The defendants then filed their answer to the complaint.  Ironically, one of their affirmative defenses, entitled “public policy,” mirrored the primary claim that airlines typically assert in lawsuits against brokers; the defendants explained their “public policy” defense as follows:  “Plaintiff’s recovery in this matter is barred for the reason that Plaintiff’s alleged sale of frequent flier miles and credit card reward points necessarily involves the breach of Plaintiff’s ‘customers’ [sic] third party contracts with airlines and financial institutions.  Thus, Plaintiff cannot show that it has any lawful right that has been interfered with.  Furthermore, it would be against public policy to allow an individual to sue for interference with property rights that are only ‘acquired,’ to the extent they are so acquired, if at all, via the necessary breach of an individual’s third party contract with another individual.”

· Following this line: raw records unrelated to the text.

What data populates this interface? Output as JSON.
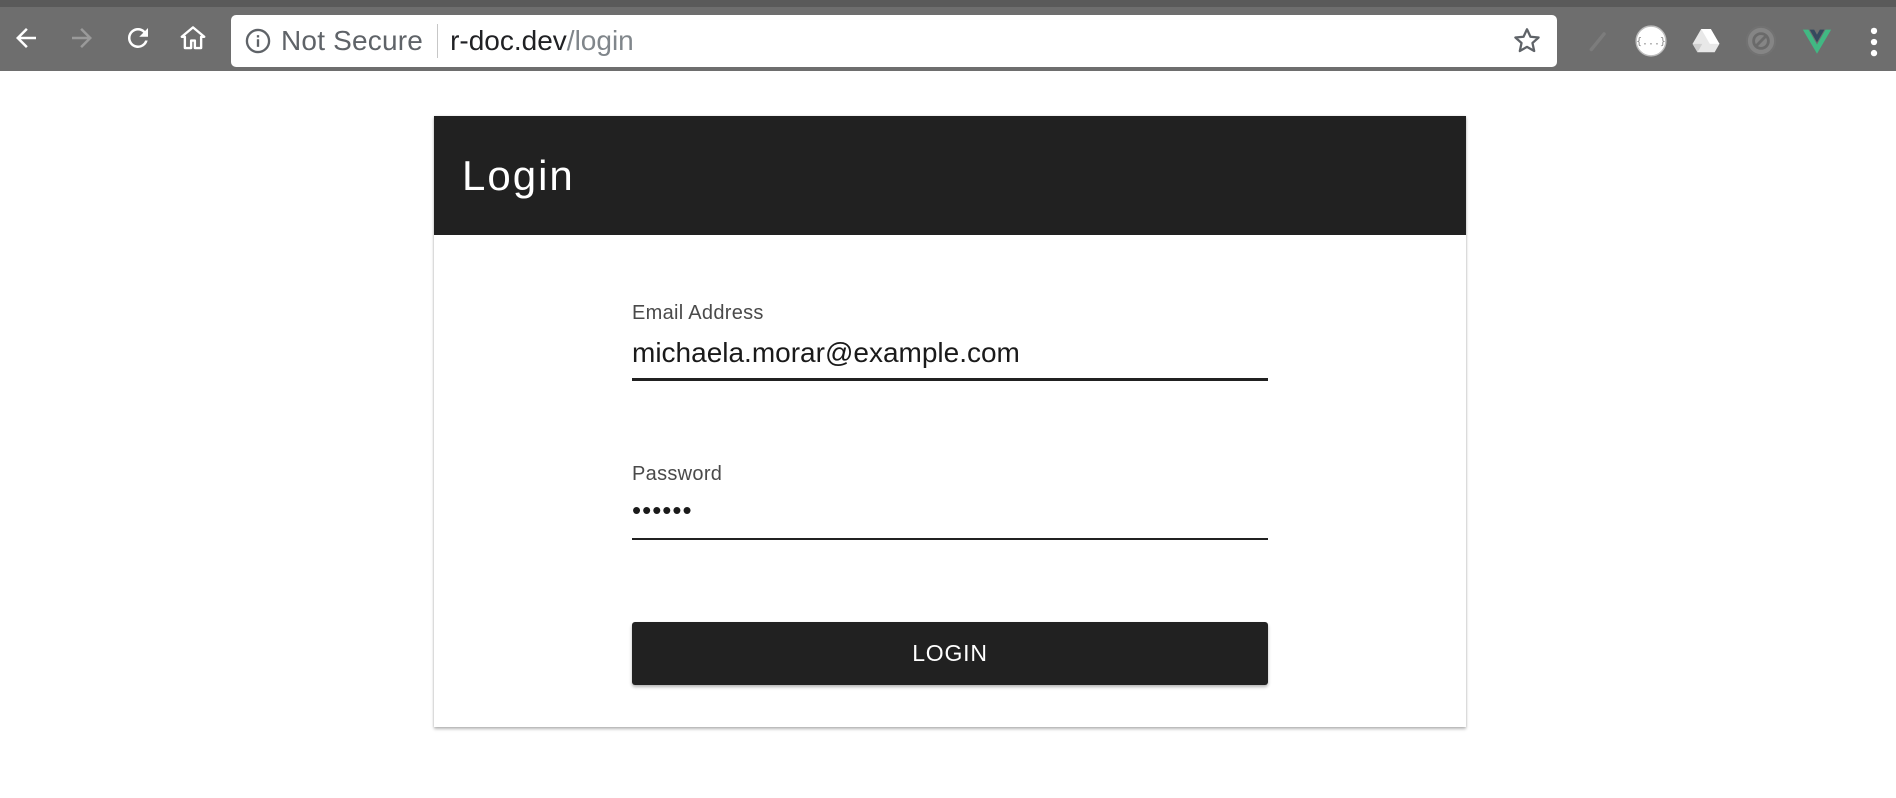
{
  "browser": {
    "security_label": "Not Secure",
    "url_host": "r-doc.dev",
    "url_path": "/login",
    "icons": {
      "back": "back-arrow-icon",
      "forward": "forward-arrow-icon",
      "reload": "reload-icon",
      "home": "home-icon",
      "info": "info-icon",
      "bookmark": "star-icon",
      "extensions": [
        "extension-faded-icon",
        "json-viewer-icon",
        "drive-icon",
        "extension-disabled-icon",
        "vue-devtools-icon"
      ],
      "menu": "menu-dots-icon"
    },
    "colors": {
      "toolbar": "#6e6e6e",
      "vue": "#41b883"
    }
  },
  "login_card": {
    "title": "Login",
    "email": {
      "label": "Email Address",
      "value": "michaela.morar@example.com"
    },
    "password": {
      "label": "Password",
      "value": "••••••"
    },
    "submit_label": "LOGIN",
    "colors": {
      "header": "#212121",
      "button": "#212121"
    }
  }
}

However, the defendants will not have the opportunity to prove at trial that the brokerage of points and miles fundamentally violates public policy.  Due to what the court described as the defendants’ “pattern of intransigence and violations of Court orders,” it entered a default judgment against them.  The remainder of the case will be limited to litigation over the quantification of the damages to which ERC is entitled and whether ERC is entitled to injunctive relief.  The damages phase of the lawsuit should provide an additional insight into this secondary wholesale market by showing the value that market participants place on points and miles.

Note:  ERC operates the website, which advertises that “We Buy CREDIT CARD POINTS and AIRLINE MILES! Safe. Simple. Discreet. Guaranteed.”  Timothy Gibson was the founder of Alpha Media Group, LLC, which does business as Alpha Flight Guru and operates the website

Update:  On May 21, 2015, the court entered a judgment in ERC’s favor for $502,543.46 against Luxury Travel Brokers and Timothy Gibson.